Despite the long journey, travel went very smoothly. When I arrived at LAX airport I met up with Kathryn, Marian, Kelly and Kevin – friends that I met on my last Contiki in Europe. When we boarded the plane to New Zealand, I very soon fell asleep and when I woke up we were near our destination.
So far, from what I’ve seen of this country it is beautiful. We flew into Aukland, which is in the northern tip of the north island, and were greeted with a beautiful rainbow. Then after a short layover we flew south over the Southern Alps and what I presume to be much of the scenery from the ever-so-popular “Lord of the Rings” movies to our tour’s meeting spot – Christchurch.
We’re only going to be here overnight, which I think is a good thing because the town doesn’t seem particularly exciting. It’s a very British looking city (more British than England itself according to some UKers we met) complete with a beautiful town square, brilliantly designed churches and a 200-hectare park (second largest to New York’s Central Park). The people are also quite genuine and cordial here. As soon as we arrived at the hotel, the receptionist informed us that Marian had left her passport at the airport and they had it in safekeeping until she could return to retrieve it. We were flabbergasted by the fact that the airport took the initiative to hunt us down – and with such speed and precision. We were even more blown away by gestures of the hotel staff to drive Marian back to the airport free of charge. “Don’t worry,” said the desk woman of Marian’s driver. “He’s a married man.”

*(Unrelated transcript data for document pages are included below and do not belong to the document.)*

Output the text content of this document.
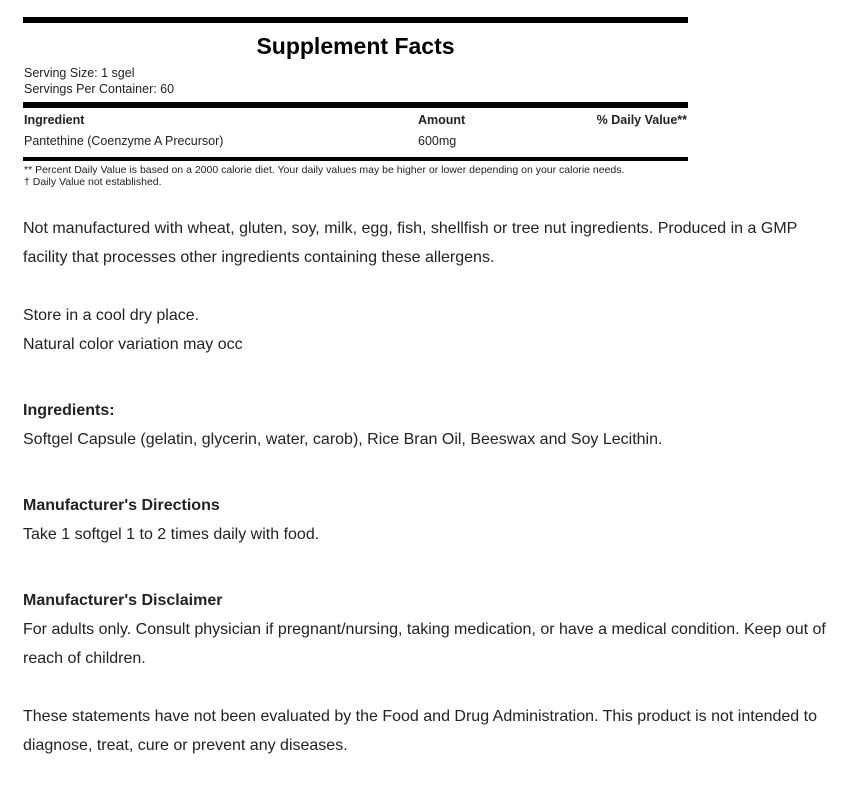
Supplement Facts
Serving Size: 1 sgel
Servings Per Container: 60
Ingredient	Amount	% Daily Value**
Pantethine (Coenzyme A Precursor)	600mg
** Percent Daily Value is based on a 2000 calorie diet. Your daily values may be higher or lower depending on your calorie needs.
† Daily Value not established.

Not manufactured with wheat, gluten, soy, milk, egg, fish, shellfish or tree nut ingredients. Produced in a GMP facility that processes other ingredients containing these allergens.

Store in a cool dry place.

Natural color variation may occ

Ingredients:

Softgel Capsule (gelatin, glycerin, water, carob), Rice Bran Oil, Beeswax and Soy Lecithin.

Manufacturer's Directions

Take 1 softgel 1 to 2 times daily with food.

Manufacturer's Disclaimer

For adults only. Consult physician if pregnant/nursing, taking medication, or have a medical condition. Keep out of reach of children.

These statements have not been evaluated by the Food and Drug Administration. This product is not intended to diagnose, treat, cure or prevent any diseases.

After taking care of that business, we spent the day familiarizing ourselves with the cold weather and roads (they drive on the opposite side of the road here) of this country. Having had trouble back at the hotel with my converter, we embarked on a mission to find a hairdryer and flatiron that we could share for the next two weeks. (Remember, we are girls and hair is important.) Due to the guidance of more helpful New Zealanders – or Kiwis, as they are affectionately known – we found ourselves at The Warehouse, a store for discounted household items, and we made our purchases.
Afterwards we decided to rest up and try our bests to recover quickly from the jet lag. Then we met up with the people with whom we will be sharing this glorious adventure. Nearly two-thirds of our group is Australian and they don’t seem to be as rambunctious as our European tour (though I’m ready to be pleasantly surprised.) Our tour manager Johnny and our driver Eddie are both natives so I’m sure they will be able to show us the ropes with ease. I’m looking forward to the next two weeks and I have no idea what will be in store.